Filmed at London warehouse club Printworks (brought to life having stood silent throughout the pandemic), ticket-holders were (after a Morrison’s advert featuring Dua) transported to a utopian alternative reality full of flashing strobes, neon lights and glittery outfits.
Filmed with a nostalgic ’80s-tinged camera filter, it felt like we were watching a movie being made, or vintage Top of the Pops – especially as Lipa took to the centre stage podium cheered on by her crowd of synchronised dancers. With a full live band also on hand to help bring the show to life, it came complete with extended funky guitar solos, slick set swaps and multiple swift outfit changes.
Moving round Printworks’ multiple rooms, and even stopping off at the bar for a drink, Lipa found and hugged friend and collaborator The Blessed Madonna (who mixed ‘Club Future Nostalgia’) in the DJ booth before blasting into a sweaty rendition of ‘Physical’ with her primary coloured group of dancers. Then, the rollerskates were on for ‘Cool’, as the mirrorball’s spotlight panned around the room, making this viewer miss the club even more than they were already.
But what undoubtedly helped Studio 2054 stand out from virtual streams during the lockdown was the calibre of special guests that joined Lipa IRL throughout the performance. First up, fka Twigs showcased her inimitable pole dancing talents while debuting her as-yet-unreleased trap-leaning track with Lipa.
Then came the undisputed highlight of the show: the union of pop princess Kylie Minogue and Dua, getting sweaty in Printworks’ intimate Dark Room with a dozen ecstatic dancers; after a duet of her ‘DISCO’ album banger ‘Real Groove’, the pair launched into an energetic, genuinely life-affirming rendition of ‘Electricity’.
Sadly, however, there was no physical appearance from US-based Miley Cyrus and Elton John (presumably due to Covid-related travel restrictions). The music video for the former’s collaboration with Lipa, ‘Physical’, was all that materialised, while Elton’s streamed-in performance of ‘Rocketman’ formed a poorly-sequenced break between two of Dua’s biggest pop hits, ‘Levitating’ and ‘Hallucinate’.
Coming straight after such a high-energy section, it didn’t suit the mood particularly well, and actually added an unnecessarily flat atmosphere to an otherwise utopian evening. More fitting would have been a live debut of his PC Music-style Lady Gaga-collaboration ‘Sine From Above’, but what was shown seemed like it was shoehorned in at the last minute.

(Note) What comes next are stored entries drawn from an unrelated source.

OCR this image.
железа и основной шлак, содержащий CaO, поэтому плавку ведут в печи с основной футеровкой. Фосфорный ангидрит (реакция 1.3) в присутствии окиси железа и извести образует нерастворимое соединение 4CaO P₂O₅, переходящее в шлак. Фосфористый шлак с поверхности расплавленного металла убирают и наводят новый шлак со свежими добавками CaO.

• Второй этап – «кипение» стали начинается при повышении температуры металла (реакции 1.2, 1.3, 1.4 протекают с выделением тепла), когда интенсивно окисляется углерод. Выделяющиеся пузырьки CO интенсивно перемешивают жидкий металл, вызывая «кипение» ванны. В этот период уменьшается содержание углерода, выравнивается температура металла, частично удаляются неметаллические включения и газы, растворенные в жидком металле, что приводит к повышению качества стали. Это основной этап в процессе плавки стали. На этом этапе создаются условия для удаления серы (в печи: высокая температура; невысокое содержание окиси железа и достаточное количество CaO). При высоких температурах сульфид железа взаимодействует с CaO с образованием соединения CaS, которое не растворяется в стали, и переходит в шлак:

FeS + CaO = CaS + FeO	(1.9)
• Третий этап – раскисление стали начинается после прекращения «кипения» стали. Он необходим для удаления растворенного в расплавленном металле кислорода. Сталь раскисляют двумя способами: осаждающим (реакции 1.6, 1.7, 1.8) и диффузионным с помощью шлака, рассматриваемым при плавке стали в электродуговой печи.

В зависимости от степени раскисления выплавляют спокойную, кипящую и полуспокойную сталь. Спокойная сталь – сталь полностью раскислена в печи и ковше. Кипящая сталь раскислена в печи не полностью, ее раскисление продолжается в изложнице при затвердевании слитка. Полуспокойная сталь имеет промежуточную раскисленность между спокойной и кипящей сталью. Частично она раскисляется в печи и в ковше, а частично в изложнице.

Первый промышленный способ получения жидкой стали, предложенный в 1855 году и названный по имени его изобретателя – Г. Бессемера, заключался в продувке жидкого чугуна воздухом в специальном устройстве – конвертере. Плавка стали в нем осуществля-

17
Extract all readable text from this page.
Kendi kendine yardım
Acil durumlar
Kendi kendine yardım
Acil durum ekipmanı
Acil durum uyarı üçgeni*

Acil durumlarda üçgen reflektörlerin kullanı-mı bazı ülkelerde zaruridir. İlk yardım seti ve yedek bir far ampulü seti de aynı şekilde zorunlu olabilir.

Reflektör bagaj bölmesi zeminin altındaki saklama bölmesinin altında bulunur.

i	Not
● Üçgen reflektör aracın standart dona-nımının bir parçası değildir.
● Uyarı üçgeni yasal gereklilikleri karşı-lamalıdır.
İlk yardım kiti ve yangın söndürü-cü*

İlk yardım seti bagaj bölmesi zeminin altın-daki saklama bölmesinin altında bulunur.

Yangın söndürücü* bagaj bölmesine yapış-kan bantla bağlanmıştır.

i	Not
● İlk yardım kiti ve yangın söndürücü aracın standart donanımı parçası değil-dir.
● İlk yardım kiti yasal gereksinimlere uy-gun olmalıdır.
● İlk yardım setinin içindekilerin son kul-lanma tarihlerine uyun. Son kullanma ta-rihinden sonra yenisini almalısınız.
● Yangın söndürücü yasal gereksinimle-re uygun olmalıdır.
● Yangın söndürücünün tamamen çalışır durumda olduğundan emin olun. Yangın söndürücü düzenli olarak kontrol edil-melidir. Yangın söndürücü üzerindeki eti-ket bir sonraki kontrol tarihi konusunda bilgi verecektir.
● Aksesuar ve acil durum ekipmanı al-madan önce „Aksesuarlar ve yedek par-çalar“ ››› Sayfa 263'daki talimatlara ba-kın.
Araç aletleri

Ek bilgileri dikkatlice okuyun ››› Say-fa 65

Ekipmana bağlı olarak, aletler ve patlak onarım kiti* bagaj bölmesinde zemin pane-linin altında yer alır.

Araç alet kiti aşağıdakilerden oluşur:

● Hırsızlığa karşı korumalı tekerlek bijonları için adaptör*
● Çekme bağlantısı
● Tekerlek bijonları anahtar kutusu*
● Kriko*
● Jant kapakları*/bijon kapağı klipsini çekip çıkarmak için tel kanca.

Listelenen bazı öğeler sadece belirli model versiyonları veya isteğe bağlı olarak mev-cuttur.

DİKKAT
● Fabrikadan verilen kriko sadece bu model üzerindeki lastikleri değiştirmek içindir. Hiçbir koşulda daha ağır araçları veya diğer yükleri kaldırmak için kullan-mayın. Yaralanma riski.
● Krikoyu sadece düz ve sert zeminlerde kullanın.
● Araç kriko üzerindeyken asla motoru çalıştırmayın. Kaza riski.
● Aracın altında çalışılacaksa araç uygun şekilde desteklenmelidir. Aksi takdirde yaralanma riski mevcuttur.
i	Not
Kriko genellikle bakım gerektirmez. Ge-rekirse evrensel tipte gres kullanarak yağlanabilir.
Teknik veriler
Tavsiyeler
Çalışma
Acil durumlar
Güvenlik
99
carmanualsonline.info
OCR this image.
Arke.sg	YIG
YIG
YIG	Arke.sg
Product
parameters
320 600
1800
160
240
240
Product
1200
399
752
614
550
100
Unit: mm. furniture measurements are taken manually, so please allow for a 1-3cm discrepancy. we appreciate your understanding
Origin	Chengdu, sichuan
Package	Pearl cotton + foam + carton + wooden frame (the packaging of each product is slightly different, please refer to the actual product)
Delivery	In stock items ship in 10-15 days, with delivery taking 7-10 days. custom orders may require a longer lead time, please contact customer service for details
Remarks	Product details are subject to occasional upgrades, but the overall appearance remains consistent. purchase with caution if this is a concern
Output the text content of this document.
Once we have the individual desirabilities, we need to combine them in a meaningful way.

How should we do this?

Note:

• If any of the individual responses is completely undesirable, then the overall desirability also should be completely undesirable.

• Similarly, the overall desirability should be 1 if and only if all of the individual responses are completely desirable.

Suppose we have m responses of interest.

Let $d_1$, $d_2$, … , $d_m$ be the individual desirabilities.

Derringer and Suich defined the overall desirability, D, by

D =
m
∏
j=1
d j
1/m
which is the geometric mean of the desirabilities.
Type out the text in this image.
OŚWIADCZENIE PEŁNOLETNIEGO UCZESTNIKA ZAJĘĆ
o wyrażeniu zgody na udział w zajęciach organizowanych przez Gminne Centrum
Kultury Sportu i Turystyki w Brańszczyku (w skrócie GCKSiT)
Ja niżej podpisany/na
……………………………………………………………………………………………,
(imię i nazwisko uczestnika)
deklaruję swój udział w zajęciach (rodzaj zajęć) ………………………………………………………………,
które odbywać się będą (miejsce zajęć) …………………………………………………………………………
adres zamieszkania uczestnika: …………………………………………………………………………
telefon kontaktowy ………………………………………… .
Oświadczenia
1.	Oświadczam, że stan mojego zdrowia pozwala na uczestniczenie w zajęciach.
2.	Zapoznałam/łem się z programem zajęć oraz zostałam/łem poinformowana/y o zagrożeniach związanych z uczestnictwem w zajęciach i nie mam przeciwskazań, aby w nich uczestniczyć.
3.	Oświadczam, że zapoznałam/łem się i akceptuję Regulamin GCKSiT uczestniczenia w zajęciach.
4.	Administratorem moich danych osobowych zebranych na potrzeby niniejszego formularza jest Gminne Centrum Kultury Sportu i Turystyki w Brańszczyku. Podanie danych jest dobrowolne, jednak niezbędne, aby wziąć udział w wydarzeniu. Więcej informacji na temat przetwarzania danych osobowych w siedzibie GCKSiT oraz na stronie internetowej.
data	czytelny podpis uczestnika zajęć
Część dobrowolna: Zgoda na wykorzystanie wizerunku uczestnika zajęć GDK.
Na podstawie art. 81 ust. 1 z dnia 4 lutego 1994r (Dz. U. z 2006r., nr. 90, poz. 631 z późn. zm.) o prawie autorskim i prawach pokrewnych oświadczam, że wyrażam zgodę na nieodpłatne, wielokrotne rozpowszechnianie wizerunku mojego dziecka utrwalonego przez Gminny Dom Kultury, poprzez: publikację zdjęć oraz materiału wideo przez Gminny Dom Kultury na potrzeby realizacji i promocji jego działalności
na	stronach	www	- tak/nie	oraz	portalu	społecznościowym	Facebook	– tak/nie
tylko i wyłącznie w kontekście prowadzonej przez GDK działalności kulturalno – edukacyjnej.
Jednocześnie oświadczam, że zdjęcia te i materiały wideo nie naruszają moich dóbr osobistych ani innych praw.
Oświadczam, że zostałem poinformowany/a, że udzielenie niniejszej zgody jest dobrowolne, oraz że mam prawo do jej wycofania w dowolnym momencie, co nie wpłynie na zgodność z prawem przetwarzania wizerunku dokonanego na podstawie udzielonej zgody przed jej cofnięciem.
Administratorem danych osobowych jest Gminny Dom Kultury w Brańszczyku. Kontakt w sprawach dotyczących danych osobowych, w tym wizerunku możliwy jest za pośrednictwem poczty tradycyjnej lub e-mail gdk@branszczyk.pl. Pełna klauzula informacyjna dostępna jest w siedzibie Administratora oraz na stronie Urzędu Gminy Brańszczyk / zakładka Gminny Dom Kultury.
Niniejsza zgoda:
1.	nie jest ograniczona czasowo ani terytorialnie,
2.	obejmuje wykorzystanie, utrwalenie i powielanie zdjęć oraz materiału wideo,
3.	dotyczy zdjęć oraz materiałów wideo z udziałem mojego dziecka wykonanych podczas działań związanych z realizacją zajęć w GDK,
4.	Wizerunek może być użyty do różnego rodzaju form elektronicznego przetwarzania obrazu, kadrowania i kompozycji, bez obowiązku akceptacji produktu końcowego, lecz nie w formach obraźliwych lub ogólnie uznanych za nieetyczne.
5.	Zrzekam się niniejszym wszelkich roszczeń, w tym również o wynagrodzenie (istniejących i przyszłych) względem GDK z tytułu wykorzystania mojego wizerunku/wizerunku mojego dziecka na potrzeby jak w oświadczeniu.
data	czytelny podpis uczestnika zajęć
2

Especially when normal programming resumed with would-be club anthem ‘Hallucinate’, which really allowed Lipa to show off her impressive vocal highs.
The party didn’t stop there, though, because VIP ticket-holders had an invite to watch the after-party (after a bit more self-promo showcasing Dua’s brand collabs with YSL and Puma), where they were given a fly-on-the-wall look inside the DJ booth as The Blessed Madonna spun old-school disco classics like Mystique’s ‘Keep On Jumpin’ for 20 hedonistic minutes.
Overall, it all looked like it must have been incredibly fun to film Studio 2054 and it’s hard to fault the creativity that went into making it. More than anything, though, it was a victory lap for Lipa’s second album, ‘Future Nostalgia’, which – as well as being nominated for six Grammy Awards – has been a shining light of euphoria to offset a pretty awful year, having provided an uplifting soundtrack to lockdown for millions of people around the world.
Full of escapist highs – thanks to its beaming singalong choruses and funky guitar riffs – the record has been a welcome antidote to the shitshow that has been 2020. Studio 2054, then, was the icing on the cake.